The operatorBox is marked degraded in CRDHealth.
The Control Center surfaces it as unhealthy with the failure count and last error.
If rollback: is configured on the CRD entry, Orkestra runs the rollback templates to revert to the last known-good spec.
Other CRDs with dependsOn: <this-crd>: healthy stop processing new CRs until this operatorBox recovers.

The operatorBox exits degraded state automatically when a reconcile succeeds (consecutive-failure counter resets to zero).

Panic recovery

Every reconcile runs inside safeReconcile, which catches panics with a recover(). A panicking reconcile:

Records the panic as a failure (same path as a regular error).
Does not crash the operator process.
Does not affect other operatorBoxes or other CRs being reconciled concurrently.

Panics are surfaced in logs at ERROR level with a full stack trace.
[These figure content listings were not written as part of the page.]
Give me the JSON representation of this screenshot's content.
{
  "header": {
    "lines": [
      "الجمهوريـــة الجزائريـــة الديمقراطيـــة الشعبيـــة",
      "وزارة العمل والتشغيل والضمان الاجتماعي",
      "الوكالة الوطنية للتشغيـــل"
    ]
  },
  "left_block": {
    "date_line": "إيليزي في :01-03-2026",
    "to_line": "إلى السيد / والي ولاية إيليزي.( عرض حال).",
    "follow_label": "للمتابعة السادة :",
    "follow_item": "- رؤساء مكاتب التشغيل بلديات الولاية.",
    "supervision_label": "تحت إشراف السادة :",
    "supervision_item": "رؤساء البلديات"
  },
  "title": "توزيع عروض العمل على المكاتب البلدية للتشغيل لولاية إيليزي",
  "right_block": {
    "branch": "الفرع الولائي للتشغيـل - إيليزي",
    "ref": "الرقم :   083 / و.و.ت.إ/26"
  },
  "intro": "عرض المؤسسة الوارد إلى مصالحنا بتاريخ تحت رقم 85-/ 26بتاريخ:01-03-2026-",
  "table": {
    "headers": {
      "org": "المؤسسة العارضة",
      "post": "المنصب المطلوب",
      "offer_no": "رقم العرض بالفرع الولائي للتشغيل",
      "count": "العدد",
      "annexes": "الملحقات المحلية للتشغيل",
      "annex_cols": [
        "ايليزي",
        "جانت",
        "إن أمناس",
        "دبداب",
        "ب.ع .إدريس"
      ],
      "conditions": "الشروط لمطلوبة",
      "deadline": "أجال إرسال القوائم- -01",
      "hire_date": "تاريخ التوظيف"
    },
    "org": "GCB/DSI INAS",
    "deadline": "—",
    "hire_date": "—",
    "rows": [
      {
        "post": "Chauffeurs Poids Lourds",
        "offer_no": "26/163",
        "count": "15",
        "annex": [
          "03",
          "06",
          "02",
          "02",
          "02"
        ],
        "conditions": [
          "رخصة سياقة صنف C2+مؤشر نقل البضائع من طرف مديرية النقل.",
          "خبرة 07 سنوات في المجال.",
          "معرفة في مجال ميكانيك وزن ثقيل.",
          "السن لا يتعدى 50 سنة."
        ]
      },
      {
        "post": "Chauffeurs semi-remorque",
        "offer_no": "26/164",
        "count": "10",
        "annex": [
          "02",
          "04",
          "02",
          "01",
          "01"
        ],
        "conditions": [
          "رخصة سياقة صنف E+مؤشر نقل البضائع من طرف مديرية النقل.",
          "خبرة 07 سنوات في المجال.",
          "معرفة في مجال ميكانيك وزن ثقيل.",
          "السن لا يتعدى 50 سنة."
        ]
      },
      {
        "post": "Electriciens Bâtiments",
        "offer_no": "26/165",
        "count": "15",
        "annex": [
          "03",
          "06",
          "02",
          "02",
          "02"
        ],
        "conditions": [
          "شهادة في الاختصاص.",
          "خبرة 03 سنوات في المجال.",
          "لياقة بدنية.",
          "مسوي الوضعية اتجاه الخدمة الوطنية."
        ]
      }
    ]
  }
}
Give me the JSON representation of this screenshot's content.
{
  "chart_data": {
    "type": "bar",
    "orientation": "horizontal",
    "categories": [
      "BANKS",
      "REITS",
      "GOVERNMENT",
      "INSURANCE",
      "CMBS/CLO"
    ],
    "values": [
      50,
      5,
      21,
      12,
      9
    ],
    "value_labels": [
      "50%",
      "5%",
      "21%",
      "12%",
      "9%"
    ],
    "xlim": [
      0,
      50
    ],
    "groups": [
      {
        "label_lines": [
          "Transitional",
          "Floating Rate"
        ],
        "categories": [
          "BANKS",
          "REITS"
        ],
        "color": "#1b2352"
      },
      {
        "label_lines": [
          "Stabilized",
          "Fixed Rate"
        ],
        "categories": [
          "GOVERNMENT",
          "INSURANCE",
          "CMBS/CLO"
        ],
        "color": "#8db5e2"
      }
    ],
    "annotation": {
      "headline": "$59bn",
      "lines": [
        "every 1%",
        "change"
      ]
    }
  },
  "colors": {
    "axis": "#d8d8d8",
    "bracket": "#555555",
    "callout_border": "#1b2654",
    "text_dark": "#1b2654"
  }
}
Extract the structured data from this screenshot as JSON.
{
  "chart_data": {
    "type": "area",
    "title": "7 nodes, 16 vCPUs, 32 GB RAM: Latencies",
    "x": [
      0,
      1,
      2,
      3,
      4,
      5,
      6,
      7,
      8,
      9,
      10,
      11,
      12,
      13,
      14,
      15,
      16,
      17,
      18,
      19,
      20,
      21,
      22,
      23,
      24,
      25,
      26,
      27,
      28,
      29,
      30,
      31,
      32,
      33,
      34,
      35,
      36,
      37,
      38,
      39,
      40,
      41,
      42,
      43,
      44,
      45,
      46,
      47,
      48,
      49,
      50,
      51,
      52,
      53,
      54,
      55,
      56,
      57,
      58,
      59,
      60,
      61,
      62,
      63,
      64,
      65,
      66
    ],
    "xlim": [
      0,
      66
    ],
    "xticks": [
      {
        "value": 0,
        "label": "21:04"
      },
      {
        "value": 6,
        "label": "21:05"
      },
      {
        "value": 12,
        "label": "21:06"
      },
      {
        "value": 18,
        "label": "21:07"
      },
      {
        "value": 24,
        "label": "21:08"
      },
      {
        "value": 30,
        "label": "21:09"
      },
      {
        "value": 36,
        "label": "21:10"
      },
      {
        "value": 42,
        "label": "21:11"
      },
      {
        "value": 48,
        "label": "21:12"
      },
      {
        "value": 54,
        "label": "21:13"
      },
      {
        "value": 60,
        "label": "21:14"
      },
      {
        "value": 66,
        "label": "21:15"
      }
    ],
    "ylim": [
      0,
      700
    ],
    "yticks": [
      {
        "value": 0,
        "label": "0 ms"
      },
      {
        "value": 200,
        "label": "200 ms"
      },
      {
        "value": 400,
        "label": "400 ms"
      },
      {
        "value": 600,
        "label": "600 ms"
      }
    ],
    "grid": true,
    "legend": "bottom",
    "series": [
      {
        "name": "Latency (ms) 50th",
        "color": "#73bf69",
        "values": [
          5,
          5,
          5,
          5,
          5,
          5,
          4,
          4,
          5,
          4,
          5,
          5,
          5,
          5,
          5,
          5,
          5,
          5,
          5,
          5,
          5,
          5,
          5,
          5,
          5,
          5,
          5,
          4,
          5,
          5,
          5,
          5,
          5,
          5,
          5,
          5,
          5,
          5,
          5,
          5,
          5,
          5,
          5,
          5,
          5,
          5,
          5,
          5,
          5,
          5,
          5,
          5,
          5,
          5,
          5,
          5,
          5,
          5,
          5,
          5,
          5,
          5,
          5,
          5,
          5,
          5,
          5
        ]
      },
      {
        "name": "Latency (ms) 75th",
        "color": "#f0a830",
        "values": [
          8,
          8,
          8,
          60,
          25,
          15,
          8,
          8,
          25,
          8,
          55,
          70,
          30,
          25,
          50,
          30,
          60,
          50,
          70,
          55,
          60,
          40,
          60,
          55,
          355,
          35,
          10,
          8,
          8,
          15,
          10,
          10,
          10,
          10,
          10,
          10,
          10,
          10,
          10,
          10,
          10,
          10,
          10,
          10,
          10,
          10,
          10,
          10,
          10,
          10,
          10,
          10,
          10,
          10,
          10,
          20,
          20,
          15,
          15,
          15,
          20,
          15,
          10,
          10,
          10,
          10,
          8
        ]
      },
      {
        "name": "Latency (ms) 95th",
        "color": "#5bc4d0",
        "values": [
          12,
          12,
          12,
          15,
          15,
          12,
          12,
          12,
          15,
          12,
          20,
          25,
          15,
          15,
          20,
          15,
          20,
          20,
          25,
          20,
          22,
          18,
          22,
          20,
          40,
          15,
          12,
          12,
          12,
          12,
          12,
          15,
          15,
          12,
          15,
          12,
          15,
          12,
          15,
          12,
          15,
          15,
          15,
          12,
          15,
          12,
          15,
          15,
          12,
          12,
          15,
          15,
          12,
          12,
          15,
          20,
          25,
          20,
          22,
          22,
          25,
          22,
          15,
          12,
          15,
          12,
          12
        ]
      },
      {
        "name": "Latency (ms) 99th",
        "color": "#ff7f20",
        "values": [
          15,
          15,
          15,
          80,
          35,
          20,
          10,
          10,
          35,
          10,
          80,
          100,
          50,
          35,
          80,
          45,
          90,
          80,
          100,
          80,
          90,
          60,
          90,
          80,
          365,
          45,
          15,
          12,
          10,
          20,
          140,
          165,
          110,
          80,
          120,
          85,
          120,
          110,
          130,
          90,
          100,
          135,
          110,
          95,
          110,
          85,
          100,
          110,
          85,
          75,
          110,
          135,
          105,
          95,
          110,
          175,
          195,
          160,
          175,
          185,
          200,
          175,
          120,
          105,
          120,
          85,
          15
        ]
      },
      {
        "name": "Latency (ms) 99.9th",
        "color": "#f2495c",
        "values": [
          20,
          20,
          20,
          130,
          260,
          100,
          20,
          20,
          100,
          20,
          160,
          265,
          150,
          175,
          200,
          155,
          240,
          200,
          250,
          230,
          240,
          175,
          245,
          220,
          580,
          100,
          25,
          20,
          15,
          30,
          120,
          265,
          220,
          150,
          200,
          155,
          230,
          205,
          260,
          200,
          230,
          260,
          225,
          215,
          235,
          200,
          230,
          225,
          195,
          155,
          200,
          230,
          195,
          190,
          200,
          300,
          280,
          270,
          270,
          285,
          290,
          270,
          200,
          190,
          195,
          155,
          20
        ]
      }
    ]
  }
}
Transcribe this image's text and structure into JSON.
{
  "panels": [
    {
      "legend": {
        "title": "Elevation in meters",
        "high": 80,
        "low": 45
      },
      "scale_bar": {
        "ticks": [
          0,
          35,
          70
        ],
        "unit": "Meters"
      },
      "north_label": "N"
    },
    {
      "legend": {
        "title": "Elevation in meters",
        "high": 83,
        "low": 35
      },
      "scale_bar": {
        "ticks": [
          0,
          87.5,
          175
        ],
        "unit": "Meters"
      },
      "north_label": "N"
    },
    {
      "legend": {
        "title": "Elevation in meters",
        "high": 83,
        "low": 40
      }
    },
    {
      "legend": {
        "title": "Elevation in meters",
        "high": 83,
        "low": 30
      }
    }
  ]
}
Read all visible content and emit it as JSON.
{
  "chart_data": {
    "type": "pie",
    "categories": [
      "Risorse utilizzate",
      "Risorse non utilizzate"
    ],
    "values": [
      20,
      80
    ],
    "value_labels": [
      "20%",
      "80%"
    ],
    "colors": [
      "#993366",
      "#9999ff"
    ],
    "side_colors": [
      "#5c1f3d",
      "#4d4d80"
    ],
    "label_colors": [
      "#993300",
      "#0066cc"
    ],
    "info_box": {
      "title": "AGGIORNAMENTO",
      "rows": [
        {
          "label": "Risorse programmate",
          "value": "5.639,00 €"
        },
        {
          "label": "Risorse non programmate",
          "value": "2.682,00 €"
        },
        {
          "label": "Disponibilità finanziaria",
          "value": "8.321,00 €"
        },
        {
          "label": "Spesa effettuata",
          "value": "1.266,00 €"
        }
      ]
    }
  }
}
They increment the consecutive-failure counter and trigger backoff identically to regular errors.

See Panic Recovery for the full implementation, what you see in logs and metrics, and a live example.

Partial reconcile

The pipeline does not roll back completed steps on failure. If a deployment was created in step N and step N+1 fails (e.g., a service create fails), the deployment remains. The next reconcile will find the deployment exists (and drift-correct it if needed) and retry the service.

This is intentional — Kubernetes resources are idempotent to create. The operator converges toward the desired state across reconcile cycles, not within a single one.